O custo da construção civil voltou a ganhar ritmo em março e acendeu um alerta para o setor. O Índice Nacional da Construção Civil (Sinapi) avançou 0,37% no mês, acima dos 0,23% registrados em fevereiro, segundo dados divulgados pelo Instituto Brasileiro de Geografia e Estatística (IBGE). No acumulado de 12 meses, a alta chega a 6,73%, enquanto no ano o índice já soma 2,15%.
O dado nacional, por si só, indica pressão moderada. Mas o recorte regional revela um movimento mais intenso – e com destaque claro para a Bahia. O estado registrou a maior variação do país em março, com alta de 2,16%, bem acima da média nacional. No acumulado do ano, a Bahia também lidera, com avanço de 4,49%, reforçando um cenário de custos mais pressionados para obras e investimentos locais.
A explicação está, principalmente, na mão de obra. Reajustes salariais decorrentes de acordos coletivos tiveram impacto direto no resultado, elevando o custo dos serviços de construção.
“Com um peso em torno de 40% no custo agregado do Sinapi, a parcela da mão de obra tem grande influência na variação do custo por metro quadrado”, destacou o gerente da pesquisa, Augusto Oliveira. Segundo ele, esse movimento explica o desempenho mais forte da Bahia no mês.
No Brasil, o custo médio da construção passou de R$1.925,08 para R$1.932,27 por metro quadrado em março. Desse total, R$1.089,78 correspondem aos materiais e R$842,49 à mão de obra. Na Bahia, o custo médio da construção ficou em R$1.818,93 no mês passado.

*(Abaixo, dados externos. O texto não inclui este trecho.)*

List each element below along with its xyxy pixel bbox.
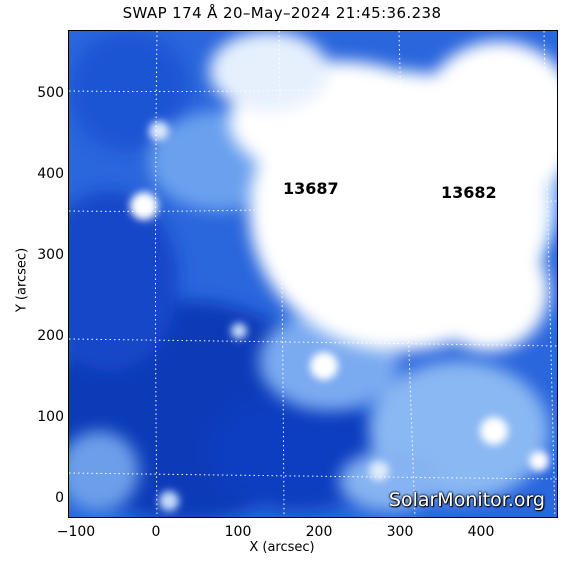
x-tick-label: 400: [467, 524, 495, 540]
active-region-label-13687[interactable]: 13687: [283, 179, 339, 198]
y-tick-label: 0: [55, 490, 64, 506]
heliographic-grid: [69, 31, 557, 517]
y-tick-label: 500: [37, 85, 64, 101]
y-tick-label: 100: [37, 409, 64, 425]
solar-image: [69, 31, 557, 517]
y-tick-label: 200: [37, 328, 64, 344]
x-axis-label: X (arcsec): [249, 540, 315, 555]
y-tick-label: 400: [37, 166, 64, 182]
x-tick-label: 100: [224, 524, 252, 540]
x-tick-label: 0: [151, 524, 161, 540]
x-tick-label: 300: [386, 524, 414, 540]
image-title: SWAP 174 Å 20–May–2024 21:45:36.238: [122, 4, 442, 22]
watermark: SolarMonitor.org: [388, 489, 545, 511]
active-region-label-13682[interactable]: 13682: [441, 183, 497, 202]
solar-image-panel[interactable]: 13687 13682 SolarMonitor.org: [68, 30, 558, 518]
bright-active-region: [209, 31, 557, 351]
bright-points: [130, 121, 549, 511]
x-tick-label: 200: [305, 524, 333, 540]
y-axis-label: Y (arcsec): [14, 247, 30, 313]
x-tick-label: −100: [56, 524, 96, 540]
y-tick-label: 300: [37, 247, 64, 263]
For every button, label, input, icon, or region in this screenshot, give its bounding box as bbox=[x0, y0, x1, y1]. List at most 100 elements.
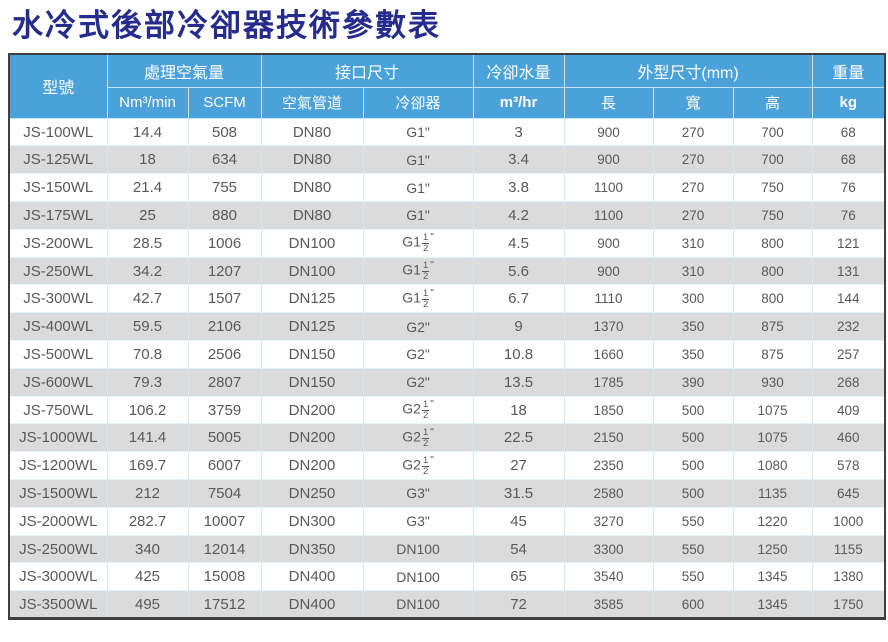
table-cell: 645 bbox=[812, 479, 886, 508]
table-cell: 800 bbox=[733, 228, 813, 258]
table-cell: 3.4 bbox=[473, 145, 565, 174]
col-group-cooling-water: 冷卻水量 bbox=[473, 54, 565, 88]
table-cell: JS-3500WL bbox=[9, 590, 108, 619]
table-cell: 390 bbox=[653, 367, 734, 397]
table-cell: 930 bbox=[733, 367, 813, 397]
table-cell: 3.8 bbox=[473, 173, 565, 202]
col-header-scfm: SCFM bbox=[188, 87, 262, 119]
table-cell: G2 1 2 " bbox=[363, 423, 474, 452]
table-cell: 2350 bbox=[564, 451, 654, 480]
table-cell: 3270 bbox=[564, 506, 654, 536]
col-group-dimensions: 外型尺寸(mm) bbox=[564, 54, 813, 88]
col-header-cooler: 冷卻器 bbox=[363, 87, 474, 119]
table-cell: JS-175WL bbox=[9, 201, 108, 230]
table-cell: 750 bbox=[733, 173, 813, 202]
table-cell: 70.8 bbox=[107, 340, 189, 369]
table-cell: 27 bbox=[473, 451, 565, 480]
table-cell: 875 bbox=[733, 312, 813, 341]
table-cell: JS-1500WL bbox=[9, 479, 108, 508]
table-cell: 2580 bbox=[564, 479, 654, 508]
table-cell: JS-1200WL bbox=[9, 451, 108, 480]
table-cell: JS-200WL bbox=[9, 228, 108, 258]
table-cell: DN200 bbox=[261, 395, 364, 424]
table-cell: G1" bbox=[363, 117, 474, 146]
col-group-port-size: 接口尺寸 bbox=[261, 54, 474, 88]
table-cell: 3585 bbox=[564, 590, 654, 619]
col-header-width: 寬 bbox=[653, 87, 734, 119]
table-cell: 7504 bbox=[188, 479, 262, 508]
table-cell: 72 bbox=[473, 590, 565, 619]
table-cell: 10007 bbox=[188, 506, 262, 536]
table-cell: 15008 bbox=[188, 562, 262, 591]
table-cell: 54 bbox=[473, 534, 565, 563]
table-cell: JS-100WL bbox=[9, 117, 108, 146]
table-cell: 550 bbox=[653, 506, 734, 536]
table-row: JS-1500WL 212 7504 DN250 G3" 31.5 2580 500 1135 6… bbox=[9, 479, 886, 508]
col-header-kg: kg bbox=[812, 87, 886, 119]
table-cell: DN250 bbox=[261, 479, 364, 508]
spec-table: 型號 處理空氣量 接口尺寸 冷卻水量 外型尺寸(mm) 重量 Nm³/min S… bbox=[8, 53, 887, 621]
table-cell: 340 bbox=[107, 534, 189, 563]
table-cell: 22.5 bbox=[473, 423, 565, 452]
col-header-model: 型號 bbox=[9, 54, 108, 119]
table-cell: 1660 bbox=[564, 340, 654, 369]
table-cell: G1" bbox=[363, 173, 474, 202]
table-cell: DN100 bbox=[363, 590, 474, 619]
table-cell: DN100 bbox=[363, 562, 474, 591]
table-cell: 578 bbox=[812, 451, 886, 480]
spec-table-container: 型號 處理空氣量 接口尺寸 冷卻水量 外型尺寸(mm) 重量 Nm³/min S… bbox=[8, 53, 887, 621]
table-cell: 4.2 bbox=[473, 201, 565, 230]
table-cell: 13.5 bbox=[473, 367, 565, 397]
table-cell: 500 bbox=[653, 395, 734, 424]
table-cell: 21.4 bbox=[107, 173, 189, 202]
table-cell: 131 bbox=[812, 256, 886, 285]
table-cell: 45 bbox=[473, 506, 565, 536]
table-cell: G2 1 2 " bbox=[363, 451, 474, 480]
table-cell: 755 bbox=[188, 173, 262, 202]
table-cell: 106.2 bbox=[107, 395, 189, 424]
table-cell: 34.2 bbox=[107, 256, 189, 285]
table-cell: 1135 bbox=[733, 479, 813, 508]
table-cell: 1507 bbox=[188, 284, 262, 313]
table-cell: 634 bbox=[188, 145, 262, 174]
table-row: JS-2500WL 340 12014 DN350 DN100 54 3300 550 1250… bbox=[9, 534, 886, 563]
table-cell: 1006 bbox=[188, 228, 262, 258]
table-body: JS-100WL 14.4 508 DN80 G1" 3 900 270 700 68 JS-125… bbox=[9, 117, 886, 619]
table-cell: 2150 bbox=[564, 423, 654, 452]
table-cell: 425 bbox=[107, 562, 189, 591]
table-cell: 460 bbox=[812, 423, 886, 452]
table-cell: DN400 bbox=[261, 562, 364, 591]
table-cell: DN150 bbox=[261, 340, 364, 369]
table-cell: DN350 bbox=[261, 534, 364, 563]
table-cell: 508 bbox=[188, 117, 262, 146]
table-cell: 141.4 bbox=[107, 423, 189, 452]
table-cell: 4.5 bbox=[473, 228, 565, 258]
table-cell: 232 bbox=[812, 312, 886, 341]
table-cell: 1080 bbox=[733, 451, 813, 480]
table-cell: 900 bbox=[564, 228, 654, 258]
table-cell: JS-3000WL bbox=[9, 562, 108, 591]
table-cell: 1345 bbox=[733, 562, 813, 591]
table-cell: 257 bbox=[812, 340, 886, 369]
table-cell: G2" bbox=[363, 367, 474, 397]
table-row: JS-100WL 14.4 508 DN80 G1" 3 900 270 700 68 bbox=[9, 117, 886, 146]
table-cell: G1 1 2 " bbox=[363, 284, 474, 313]
table-cell: DN100 bbox=[261, 256, 364, 285]
table-cell: 2506 bbox=[188, 340, 262, 369]
table-cell: JS-2000WL bbox=[9, 506, 108, 536]
col-group-weight: 重量 bbox=[812, 54, 886, 88]
table-cell: 500 bbox=[653, 451, 734, 480]
table-cell: 1075 bbox=[733, 423, 813, 452]
table-cell: 12014 bbox=[188, 534, 262, 563]
table-cell: 300 bbox=[653, 284, 734, 313]
table-cell: 1250 bbox=[733, 534, 813, 563]
table-cell: DN125 bbox=[261, 284, 364, 313]
table-cell: G3" bbox=[363, 506, 474, 536]
table-cell: 282.7 bbox=[107, 506, 189, 536]
table-cell: DN125 bbox=[261, 312, 364, 341]
table-cell: 550 bbox=[653, 562, 734, 591]
table-cell: 1220 bbox=[733, 506, 813, 536]
table-row: JS-400WL 59.5 2106 DN125 G2" 9 1370 350 875 232 bbox=[9, 312, 886, 341]
col-group-capacity: 處理空氣量 bbox=[107, 54, 262, 88]
table-cell: 1100 bbox=[564, 173, 654, 202]
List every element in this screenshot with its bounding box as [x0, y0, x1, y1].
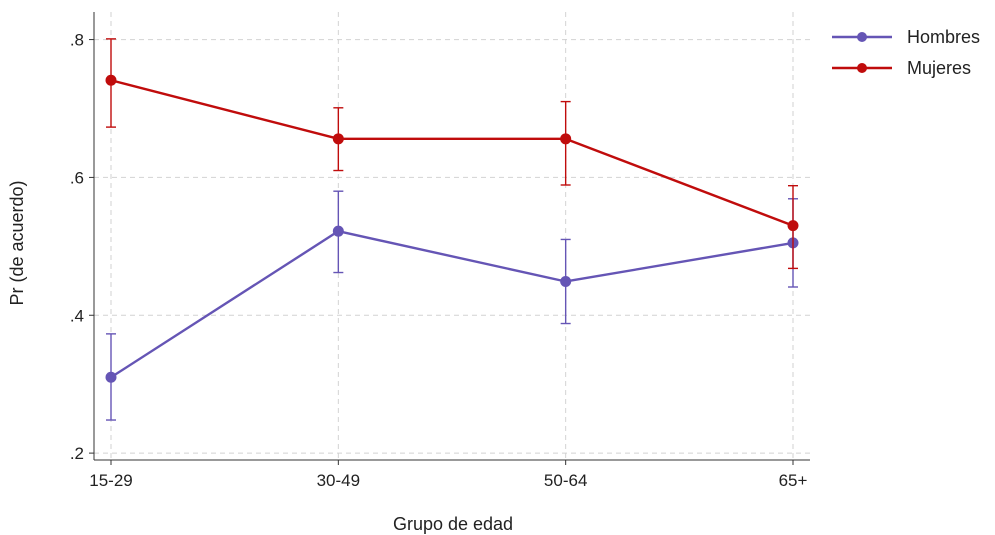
series-line: [110, 229, 794, 379]
data-point: [332, 133, 344, 145]
data-point: [560, 133, 572, 145]
legend: Hombres Mujeres: [832, 27, 980, 78]
x-axis-title: Grupo de edad: [393, 514, 513, 534]
data-point: [787, 220, 799, 232]
legend-swatch-marker: [857, 63, 867, 73]
x-tick-label: 50-64: [544, 471, 587, 490]
legend-item: Hombres: [832, 27, 980, 47]
axes: .2 .4 .6 .8 15-29 30-49 50-64 65+: [70, 12, 810, 490]
legend-label: Hombres: [907, 27, 980, 47]
legend-swatch-marker: [857, 32, 867, 42]
series-group: [105, 38, 799, 421]
grid-lines: [94, 12, 810, 460]
series-line: [110, 79, 794, 227]
legend-label: Mujeres: [907, 58, 971, 78]
y-tick-label: .8: [70, 31, 84, 50]
y-axis-title: Pr (de acuerdo): [7, 180, 27, 305]
data-point: [560, 275, 572, 287]
series-mujeres: [105, 38, 799, 270]
data-point: [105, 74, 117, 86]
data-point: [332, 225, 344, 237]
x-tick-label: 15-29: [89, 471, 132, 490]
x-tick-label: 30-49: [317, 471, 360, 490]
data-point: [105, 371, 117, 383]
y-tick-label: .2: [70, 444, 84, 463]
y-tick-label: .6: [70, 168, 84, 187]
x-tick-label: 65+: [779, 471, 808, 490]
legend-item: Mujeres: [832, 58, 971, 78]
y-tick-label: .4: [70, 306, 84, 325]
series-hombres: [105, 190, 799, 421]
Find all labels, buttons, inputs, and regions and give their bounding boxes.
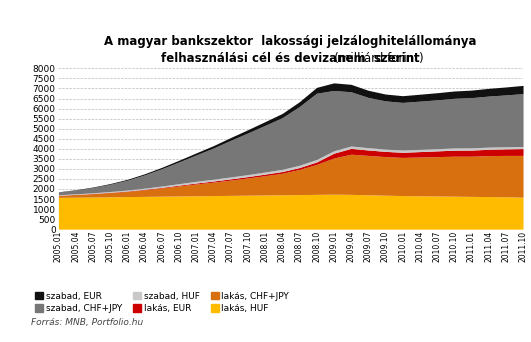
Legend: szabad, EUR, szabad, CHF+JPY, szabad, HUF, lakás, EUR, lakás, CHF+JPY, lakás, HU: szabad, EUR, szabad, CHF+JPY, szabad, HU… xyxy=(35,291,289,313)
Text: (milliárd forint): (milliárd forint) xyxy=(158,52,424,65)
Text: Forrás: MNB, Portfolio.hu: Forrás: MNB, Portfolio.hu xyxy=(31,317,143,327)
Text: A magyar bankszektor  lakossági jelzáloghitelállománya: A magyar bankszektor lakossági jelzálogh… xyxy=(105,35,477,48)
Text: felhasználási cél és devizanem  szerint: felhasználási cél és devizanem szerint xyxy=(161,52,420,65)
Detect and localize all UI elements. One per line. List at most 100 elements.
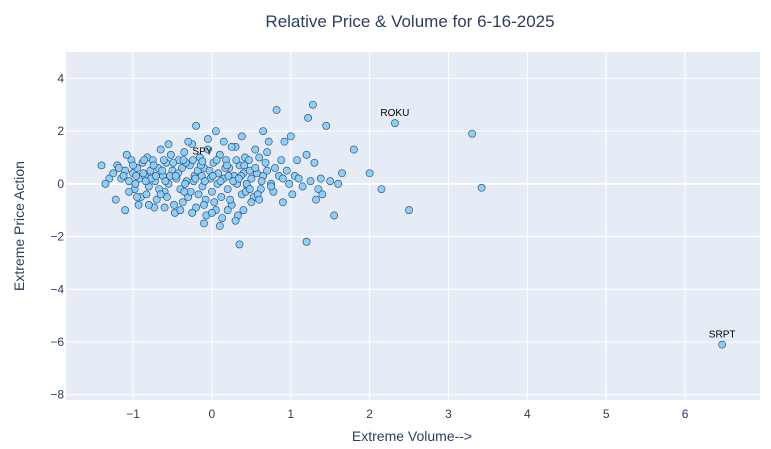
data-point bbox=[169, 158, 178, 167]
data-point bbox=[207, 187, 216, 196]
chart-title: Relative Price & Volume for 6-16-2025 bbox=[265, 12, 554, 31]
data-point bbox=[365, 169, 374, 178]
data-point bbox=[101, 179, 110, 188]
data-point bbox=[226, 195, 234, 204]
y-axis-title: Extreme Price Action bbox=[11, 161, 27, 291]
data-point bbox=[247, 198, 256, 207]
y-tick-label: −8 bbox=[50, 388, 64, 402]
data-point bbox=[216, 177, 225, 186]
data-point bbox=[215, 222, 224, 230]
data-point bbox=[134, 201, 143, 209]
data-point bbox=[259, 127, 268, 135]
data-point bbox=[326, 177, 335, 186]
data-point bbox=[227, 143, 236, 151]
data-point bbox=[178, 164, 186, 172]
data-point bbox=[232, 156, 241, 164]
data-point bbox=[349, 145, 358, 154]
data-point bbox=[405, 206, 413, 215]
data-point bbox=[277, 156, 286, 164]
data-point bbox=[234, 174, 243, 183]
data-point bbox=[302, 150, 311, 159]
data-point bbox=[280, 137, 289, 146]
data-point bbox=[139, 169, 148, 178]
data-point bbox=[204, 135, 212, 143]
data-point bbox=[334, 179, 342, 188]
data-point bbox=[194, 190, 203, 199]
data-point bbox=[97, 161, 106, 170]
data-point bbox=[200, 219, 208, 228]
data-point bbox=[263, 166, 272, 175]
data-point bbox=[330, 211, 339, 220]
x-tick-label: 5 bbox=[603, 407, 610, 421]
data-point bbox=[125, 187, 133, 196]
data-point bbox=[264, 137, 273, 146]
data-point bbox=[109, 169, 118, 178]
data-point bbox=[257, 177, 266, 186]
data-point bbox=[142, 190, 151, 199]
data-point bbox=[338, 169, 346, 178]
data-point bbox=[271, 164, 279, 172]
data-point bbox=[286, 132, 295, 141]
data-point bbox=[140, 156, 148, 164]
data-point bbox=[218, 214, 227, 222]
data-point bbox=[180, 148, 189, 157]
data-point bbox=[312, 195, 320, 204]
data-point bbox=[208, 172, 217, 180]
data-point bbox=[207, 208, 216, 217]
x-tick-label: −1 bbox=[126, 407, 140, 421]
data-point bbox=[132, 172, 141, 180]
data-point bbox=[156, 190, 165, 199]
data-point bbox=[189, 156, 197, 164]
data-point bbox=[282, 166, 291, 175]
data-point bbox=[237, 132, 246, 141]
data-point bbox=[235, 240, 244, 249]
annotated-data-point bbox=[198, 157, 207, 166]
data-point bbox=[468, 129, 477, 138]
data-point bbox=[212, 156, 221, 164]
data-point bbox=[316, 174, 325, 183]
data-point bbox=[267, 182, 275, 191]
data-point bbox=[180, 187, 189, 196]
data-point bbox=[224, 172, 233, 180]
data-point bbox=[217, 193, 226, 201]
data-point bbox=[261, 158, 270, 167]
data-point bbox=[161, 177, 170, 186]
y-tick-label: −4 bbox=[50, 282, 64, 296]
data-point bbox=[204, 145, 212, 154]
data-point bbox=[306, 177, 315, 186]
data-point bbox=[129, 161, 137, 170]
data-point bbox=[156, 145, 165, 154]
x-axis-ticks: −1 0 1 2 3 4 5 6 bbox=[126, 407, 689, 421]
data-point bbox=[240, 161, 249, 170]
data-point bbox=[251, 164, 260, 172]
y-tick-label: 0 bbox=[57, 177, 64, 191]
point-annotations: ROKU SRPT SPY bbox=[192, 108, 735, 340]
plot-area bbox=[66, 52, 760, 400]
data-point bbox=[308, 100, 317, 109]
data-point bbox=[278, 174, 287, 183]
data-point bbox=[131, 179, 140, 188]
data-point bbox=[200, 177, 209, 186]
point-annotation-label: ROKU bbox=[380, 108, 409, 119]
data-point bbox=[184, 137, 193, 146]
y-tick-label: −6 bbox=[50, 335, 64, 349]
data-point bbox=[302, 237, 311, 246]
data-point bbox=[105, 174, 114, 183]
x-tick-label: 3 bbox=[445, 407, 452, 421]
data-point bbox=[245, 185, 254, 193]
data-point bbox=[144, 201, 153, 209]
annotated-data-point bbox=[390, 119, 399, 128]
data-point bbox=[322, 121, 331, 130]
x-tick-label: 4 bbox=[524, 407, 531, 421]
data-point bbox=[255, 153, 264, 162]
data-point bbox=[304, 114, 313, 122]
data-point bbox=[119, 172, 128, 180]
x-tick-label: 6 bbox=[682, 407, 689, 421]
data-point bbox=[298, 182, 307, 191]
data-point bbox=[192, 121, 201, 130]
data-point bbox=[152, 195, 161, 204]
x-tick-label: 2 bbox=[366, 407, 373, 421]
data-point bbox=[247, 174, 256, 183]
data-point bbox=[318, 190, 327, 199]
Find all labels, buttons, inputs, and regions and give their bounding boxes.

Os materiais registraram alta de 0,43% no mês, mantendo uma trajetória de pressão gradual. Já a mão de obra avançou 0,31%, acelerando de forma significativa em relação a fevereiro (0,06%), justamente por conta dos reajustes salariais.
No acumulado de 12 meses, o contraste é ainda mais evidente: enquanto os materiais subiram 4,45%, a mão de obra disparou 9,89%, consolidando-se como o principal vetor de custo na construção civil.
Nordeste
Regionalmente, o Nordeste liderou a inflação do setor em março, com alta de 0,95%, puxada sobretudo por Bahia e Paraíba, estados impactados por dissídios recentes. Outras regiões apresentaram variações mais contidas: Norte (0,16%), Sudeste (0,14%), Sul (0,03%) e Centro-Oeste (0,25%).
Na prática, o avanço dos custos na Bahia pressiona margens de construtoras, encarece novos projetos e pode impactar o ritmo de lançamentos, especialmente em um ambiente ainda sensível ao crédito e à demanda.
O movimento também reforça um ponto estrutural: mais do que os insumos, é a dinâmica do mercado de trabalho que hoje dita o ritmo da inflação na construção. E, pelo menos neste início de ano, a Bahia está no centro dessa pressão.